According to EEOC’s lawsuit, Wal-Mart’s London, Ky., distribution center denied jobs to female applicants from 1998 to February 2005. During that time period, EEOC contends, Wal-Mart regularly hired male entry-level applicants for warehouse positions, but excluded female appli¬cants who were equally or better qualified. The EEOC alleged that Wal-Mart regularly used gender stereotypes in filling entry-level order filler positions. Hiring officials told applicants that order filling positions were not suitable for women, and that they hired mainly 18- to 25-year-old males for order filling positions, EEOC said.

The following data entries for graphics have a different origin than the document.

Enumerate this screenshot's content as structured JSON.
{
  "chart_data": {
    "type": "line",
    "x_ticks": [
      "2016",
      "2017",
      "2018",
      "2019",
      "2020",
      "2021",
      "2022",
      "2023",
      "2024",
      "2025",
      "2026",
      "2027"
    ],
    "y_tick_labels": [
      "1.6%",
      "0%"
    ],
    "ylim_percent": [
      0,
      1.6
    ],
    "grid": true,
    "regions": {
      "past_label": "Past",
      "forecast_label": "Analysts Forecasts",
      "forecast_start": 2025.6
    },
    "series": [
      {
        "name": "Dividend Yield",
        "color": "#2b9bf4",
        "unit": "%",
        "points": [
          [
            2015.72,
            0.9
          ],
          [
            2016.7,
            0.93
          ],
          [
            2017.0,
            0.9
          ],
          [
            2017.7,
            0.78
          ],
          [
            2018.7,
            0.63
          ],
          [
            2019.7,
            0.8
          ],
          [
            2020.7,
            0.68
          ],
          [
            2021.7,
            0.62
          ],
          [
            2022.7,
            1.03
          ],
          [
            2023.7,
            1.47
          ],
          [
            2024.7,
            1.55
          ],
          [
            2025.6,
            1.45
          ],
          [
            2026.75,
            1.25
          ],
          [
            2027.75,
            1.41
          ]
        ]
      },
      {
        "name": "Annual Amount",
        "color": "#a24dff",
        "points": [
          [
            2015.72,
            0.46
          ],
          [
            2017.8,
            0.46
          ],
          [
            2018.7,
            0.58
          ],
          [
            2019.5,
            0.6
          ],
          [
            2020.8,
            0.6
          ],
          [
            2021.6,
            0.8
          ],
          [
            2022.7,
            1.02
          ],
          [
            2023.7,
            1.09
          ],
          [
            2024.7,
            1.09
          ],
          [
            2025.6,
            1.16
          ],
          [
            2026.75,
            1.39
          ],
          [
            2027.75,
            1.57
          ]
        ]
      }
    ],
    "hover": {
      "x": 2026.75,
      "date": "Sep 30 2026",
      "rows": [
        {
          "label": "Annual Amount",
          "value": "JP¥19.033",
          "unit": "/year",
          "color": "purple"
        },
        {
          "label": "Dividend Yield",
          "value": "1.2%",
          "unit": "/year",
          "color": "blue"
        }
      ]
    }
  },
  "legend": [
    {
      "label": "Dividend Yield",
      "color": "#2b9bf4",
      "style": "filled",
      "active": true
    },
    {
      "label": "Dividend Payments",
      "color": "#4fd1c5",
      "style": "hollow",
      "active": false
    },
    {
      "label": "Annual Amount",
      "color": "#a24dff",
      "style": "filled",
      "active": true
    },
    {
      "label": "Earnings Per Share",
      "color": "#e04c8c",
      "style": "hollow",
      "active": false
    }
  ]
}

The consent decree settling the suit, entered by the court on March 1, 2010, requires Wal-Mart to provide order filler jobs, as they become available, to eligible and interested female class members, as determined by a claims administrator. Wal-Mart will fill the first 50 available order filler positions with female class members. For the next 50 positions, female class members will be offered every other job. Thereafter, every third position will be offered to female class members.
“Forty-plus years after the passage of the Equal Pay Act and Title VII of the Civil Rights Act, far too many employers are still blatantly excluding women from particular jobs, segregating their workforces on the basis of sex, and denying women equal pay for equal work,” said acting EEOC Chairman Stuart J. Ishimaru. “Let this major settlement serve as a warning: Employers must stop engaging in these outdated and sexist practices, or they will face severe legal consequences.”
A settlement administrator will distribute the proceeds to eligible class members. Wal-Mart has agreed to pay the first $250,000 of the administration costs.
Indianapolis EEOC Senior Trial Attorney Nancy Dean Edmonds said, “Although it took a long time, we are very pleased that women who want to work at the London Distribution Center will now be able to do so and those who were rejected will be compensated for their losses and offered jobs.”
Louisville EEOC Senior Trial Attorney Aimee McFerren added, “It is satisfying to know that the EEOC’s efforts will allow the women in eastern Kentucky affected by Wal-Mart’s discriminatory practices to better themselves and their families.”